Chatterji and fellow co-founder Yash Sheth are former Google colleagues who joined the tech giant a week apart from each other in 2013. Chatterji was an AI product manager who most recently worked on Google’s BERT, an AI model deployed to help understand a user’s intentions while using its search engine. Sheth, now Galileo’s COO, was an engineer working on Google’s speech recognition tools. Atindriyo Sanyal, Galileo’s CTO and other cofounder, previously held senior AI engineering roles at Uber and Apple.
Galileo’s round was led by Scale Venture Partners, with participation by Premji Invest, an Indian venture capital firm. Other backers include the venture arms of Citibank and the data storage company Databricks, as well as Clem Delangue, founder of AI startup Hugging Face.
Andy Vitus, a partner at Scale Venture Partners, said evaluation tools are so important for corporations because he thinks AI models will soon be seen as brand ambassadors — especially as businesses start to deploy AI agents that perform tasks for customers, like booking travel or placing orders. Companies also need to protect their AI models from saying anything negative about their brands, or referencing past scandals.
“In the long run, there will be an expectation that, say, Siri, doesn't say bad things about Apple”, said Vitus, who is taking a board seat at Galileo as part of the investment. “In the same way employees have managers, these agents need oversight.”
Jim Nottingham, senior vice president of advanced compute solutions at HP, said the company uses Galileo’s services internally for its own AI tools, but also bundles it for customers who use HP’s AI Studio, a subscription suite of tools that helps developers create AI products.

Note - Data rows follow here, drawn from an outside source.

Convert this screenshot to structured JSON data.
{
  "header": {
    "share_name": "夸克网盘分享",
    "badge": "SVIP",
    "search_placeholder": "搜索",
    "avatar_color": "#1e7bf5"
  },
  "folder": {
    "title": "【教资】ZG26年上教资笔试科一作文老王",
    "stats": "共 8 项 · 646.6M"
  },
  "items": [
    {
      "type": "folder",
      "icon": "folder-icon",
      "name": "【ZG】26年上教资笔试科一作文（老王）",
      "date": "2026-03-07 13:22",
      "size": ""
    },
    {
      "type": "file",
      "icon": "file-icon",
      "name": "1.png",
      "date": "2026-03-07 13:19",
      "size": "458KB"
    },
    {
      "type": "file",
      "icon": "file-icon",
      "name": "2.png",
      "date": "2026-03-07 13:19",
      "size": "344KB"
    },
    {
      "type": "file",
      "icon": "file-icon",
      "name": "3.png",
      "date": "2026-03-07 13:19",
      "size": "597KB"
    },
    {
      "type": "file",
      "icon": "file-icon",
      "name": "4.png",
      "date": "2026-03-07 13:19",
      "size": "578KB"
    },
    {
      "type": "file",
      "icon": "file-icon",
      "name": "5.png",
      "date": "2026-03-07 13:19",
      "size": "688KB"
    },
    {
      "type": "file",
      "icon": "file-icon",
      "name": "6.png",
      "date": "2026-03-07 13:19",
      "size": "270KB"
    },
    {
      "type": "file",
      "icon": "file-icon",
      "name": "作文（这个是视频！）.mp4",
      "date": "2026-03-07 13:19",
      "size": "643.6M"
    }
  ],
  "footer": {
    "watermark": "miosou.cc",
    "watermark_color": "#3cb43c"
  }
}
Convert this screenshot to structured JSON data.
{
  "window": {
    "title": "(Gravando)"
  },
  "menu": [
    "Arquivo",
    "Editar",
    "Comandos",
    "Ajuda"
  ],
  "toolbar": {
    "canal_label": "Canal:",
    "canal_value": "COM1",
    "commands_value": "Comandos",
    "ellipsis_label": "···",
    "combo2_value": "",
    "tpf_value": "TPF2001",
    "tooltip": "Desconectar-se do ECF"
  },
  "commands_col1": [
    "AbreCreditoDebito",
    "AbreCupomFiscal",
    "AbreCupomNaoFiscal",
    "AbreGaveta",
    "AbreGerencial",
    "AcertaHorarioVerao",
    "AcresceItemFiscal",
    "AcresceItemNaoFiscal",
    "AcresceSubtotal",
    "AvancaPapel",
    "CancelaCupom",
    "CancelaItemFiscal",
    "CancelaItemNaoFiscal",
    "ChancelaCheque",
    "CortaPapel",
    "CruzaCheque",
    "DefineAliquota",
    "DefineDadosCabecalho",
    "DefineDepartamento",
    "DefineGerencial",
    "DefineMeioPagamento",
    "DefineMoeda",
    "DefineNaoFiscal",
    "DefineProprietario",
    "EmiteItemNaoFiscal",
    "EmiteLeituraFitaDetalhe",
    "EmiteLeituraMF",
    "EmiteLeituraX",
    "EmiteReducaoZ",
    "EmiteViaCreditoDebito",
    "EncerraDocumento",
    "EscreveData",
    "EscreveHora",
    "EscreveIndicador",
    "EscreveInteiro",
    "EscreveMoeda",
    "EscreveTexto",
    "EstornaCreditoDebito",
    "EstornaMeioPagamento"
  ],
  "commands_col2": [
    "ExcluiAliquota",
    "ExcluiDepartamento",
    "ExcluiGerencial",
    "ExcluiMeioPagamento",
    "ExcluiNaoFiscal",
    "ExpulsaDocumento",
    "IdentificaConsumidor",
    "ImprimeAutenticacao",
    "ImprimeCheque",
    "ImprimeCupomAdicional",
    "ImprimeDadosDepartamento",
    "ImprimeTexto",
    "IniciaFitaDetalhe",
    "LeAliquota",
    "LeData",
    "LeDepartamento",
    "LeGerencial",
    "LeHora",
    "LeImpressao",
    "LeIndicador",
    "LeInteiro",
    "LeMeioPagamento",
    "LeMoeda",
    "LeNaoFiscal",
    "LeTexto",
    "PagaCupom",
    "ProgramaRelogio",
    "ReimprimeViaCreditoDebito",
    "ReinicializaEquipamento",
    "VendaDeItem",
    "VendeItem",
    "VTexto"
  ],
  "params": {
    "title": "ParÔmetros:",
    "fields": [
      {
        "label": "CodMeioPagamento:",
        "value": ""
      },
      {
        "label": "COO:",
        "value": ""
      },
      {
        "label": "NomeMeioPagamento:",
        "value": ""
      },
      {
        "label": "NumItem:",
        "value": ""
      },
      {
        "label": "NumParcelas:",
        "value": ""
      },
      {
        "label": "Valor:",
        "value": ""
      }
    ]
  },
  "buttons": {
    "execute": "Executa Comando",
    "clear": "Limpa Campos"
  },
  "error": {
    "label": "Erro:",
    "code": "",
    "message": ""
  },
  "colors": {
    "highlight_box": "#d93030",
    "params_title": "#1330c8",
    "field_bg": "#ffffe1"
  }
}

The $ 45 million funding round is modest compared to some of the eye-popping rounds other AI companies have recently announced. Earlier this month, OpenAI said it raised $ 6.6 billion, the largest venture capital round of all time. Elon Musk’s xAI is not far behind with a $ 6 billion raise earlier this year. Even lesser known companies, like next-gen chip startup Groq, raised $ 640 million this summer.
But Galileo isn’t training massive frontier models that need armies of GPUs (the company didn’t train or fine tune Luna from scratch), or building out new chip designs with expensive manufacturing costs. As a result, Chatterji said the company doesn’t require nearly as much cash to operate. “You should just take the amount of money that you actually need”, he said. “And build a business which is sustainable for the long term.”